In terms of forward lines and defense pairings, we’ve learned that Gulutzan is stubbornly flexible, sticking with things like Harley-Lundkvist and Johnston-Robertson (at least to start) even if everyone knows there are other possibilities that can and will be explored.
In terms of messaging, we’ve learned that Gulutzan is not afraid to speak plainly about some of the basic (and well-known) tactics the Stars (and most teams) use, such as the neutral zone wedge teams try to employ during 3-on-3 overtime without the puck, before going man-on-man in the defensive zone, like he mentioned today.
In terms of accountability, Gultuzan has been clear that he is going to call out his team in the preseason or even Game 2 if he sees correctable issues. That’s included the lack of response after Lian Bichsel’s fight in their final preseason match, as well as the Stars’ lack of legs in Colorado. I don’t expect that his blunt honesty will change any time zone, so long as he isn’t actually giving away real secrets (which he has noted he can’t talk about, at times).
Two games is impossibly early to panic or celebrate (unless you’re the Buffalo Sabres), but it’s not at all too early to recognize what we’ve seen: Justin Hryckowian, sticking up for Miro Heiskanen; Mikko Rantanen, bullying Winnipeg Jets players around in the first game of the season; and even Esa Lindell, coming down low in the offensive zone because he can see that Nate Bastian has won the net-front battle against a terrifying Colorado team, and deserves to have a puck put onto his stick.
And we’ve seen Jake Oettinger shaking off four goals against to lock down two wins in a row, including wins that required robbery on Cale Makar, Nečas, and Nathan MacKinnon in the shootout.
I wonder: Could a consequence of being made more ready for “hand-to-hand combat” wind up being an enhanced sense of calm, even after the other guys land a punch or two, or four? This is nebulous and speculative, but also, I am kind of wondering if it might actually wind up being so.
Nevertheless, it’s only two games, and we’re not even halfway through October. Just as you would have been foolish to judge Pete DeBoer after the Stars lost four out of six games early in 2022, so also would it be silly for us to make any pronouncements about the viability of Gulutzan’s nascent plans right now, whatever we do or don’t understand them to be.

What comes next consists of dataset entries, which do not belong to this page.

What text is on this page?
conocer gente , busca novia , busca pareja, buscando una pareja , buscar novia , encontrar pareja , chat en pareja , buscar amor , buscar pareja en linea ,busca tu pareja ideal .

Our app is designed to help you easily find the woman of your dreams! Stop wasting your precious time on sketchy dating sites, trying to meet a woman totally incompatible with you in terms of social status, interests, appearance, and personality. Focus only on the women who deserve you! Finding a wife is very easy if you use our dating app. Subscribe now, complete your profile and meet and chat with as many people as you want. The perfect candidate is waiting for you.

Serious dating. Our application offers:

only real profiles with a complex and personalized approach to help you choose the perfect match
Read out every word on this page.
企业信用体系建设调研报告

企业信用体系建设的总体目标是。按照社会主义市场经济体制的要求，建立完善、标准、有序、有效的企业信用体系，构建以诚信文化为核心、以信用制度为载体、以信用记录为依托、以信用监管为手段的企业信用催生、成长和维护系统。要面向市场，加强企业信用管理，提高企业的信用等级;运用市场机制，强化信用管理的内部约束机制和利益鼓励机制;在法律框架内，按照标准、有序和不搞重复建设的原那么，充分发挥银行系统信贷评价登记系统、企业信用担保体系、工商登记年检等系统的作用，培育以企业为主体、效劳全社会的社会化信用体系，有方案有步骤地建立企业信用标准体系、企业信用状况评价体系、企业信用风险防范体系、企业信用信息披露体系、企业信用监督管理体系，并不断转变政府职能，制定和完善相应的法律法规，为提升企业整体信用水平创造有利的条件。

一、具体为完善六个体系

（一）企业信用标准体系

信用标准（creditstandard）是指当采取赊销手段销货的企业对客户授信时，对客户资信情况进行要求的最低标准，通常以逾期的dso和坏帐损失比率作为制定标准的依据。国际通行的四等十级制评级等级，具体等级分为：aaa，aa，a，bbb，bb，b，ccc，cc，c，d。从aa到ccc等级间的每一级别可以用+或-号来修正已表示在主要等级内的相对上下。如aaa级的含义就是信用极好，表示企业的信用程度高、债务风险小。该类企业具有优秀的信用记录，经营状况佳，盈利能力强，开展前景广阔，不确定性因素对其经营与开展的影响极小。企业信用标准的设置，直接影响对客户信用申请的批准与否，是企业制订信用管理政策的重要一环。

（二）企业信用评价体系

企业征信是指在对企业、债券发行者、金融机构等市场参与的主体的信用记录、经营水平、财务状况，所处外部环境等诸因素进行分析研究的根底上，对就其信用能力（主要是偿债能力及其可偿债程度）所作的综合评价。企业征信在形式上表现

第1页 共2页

But being silly can be fun, so don’t let me stop you. If nothing else, at least now you can’t say I didn’t warn you.
(Or I mean, you can say that, it just wouldn’t be true.)




Eh. Wyatt was on the right side of the ice, opposite from McKinnon. Nils and Rantanen were on the left. Nils pointed at Rantanen to pick up McKinnon…Wyatt, seeing this, rushes over to help. McKinnon wasn’t even his man to pick up….Nils stays put, while Lindell? gets moved by his man…Which causes Nils and Lindell to basically crowd each other on the left side of the net. Lindell and Nils (realistically) should have rotated over…I disagree with the “Nils and Wyatt were confused”. Nils seemed confused. If you look at the clip, he was actually pointing at Mikko to pick up McKinnon. Wyatt (seeing this) traveled from his side of the ice to “help”.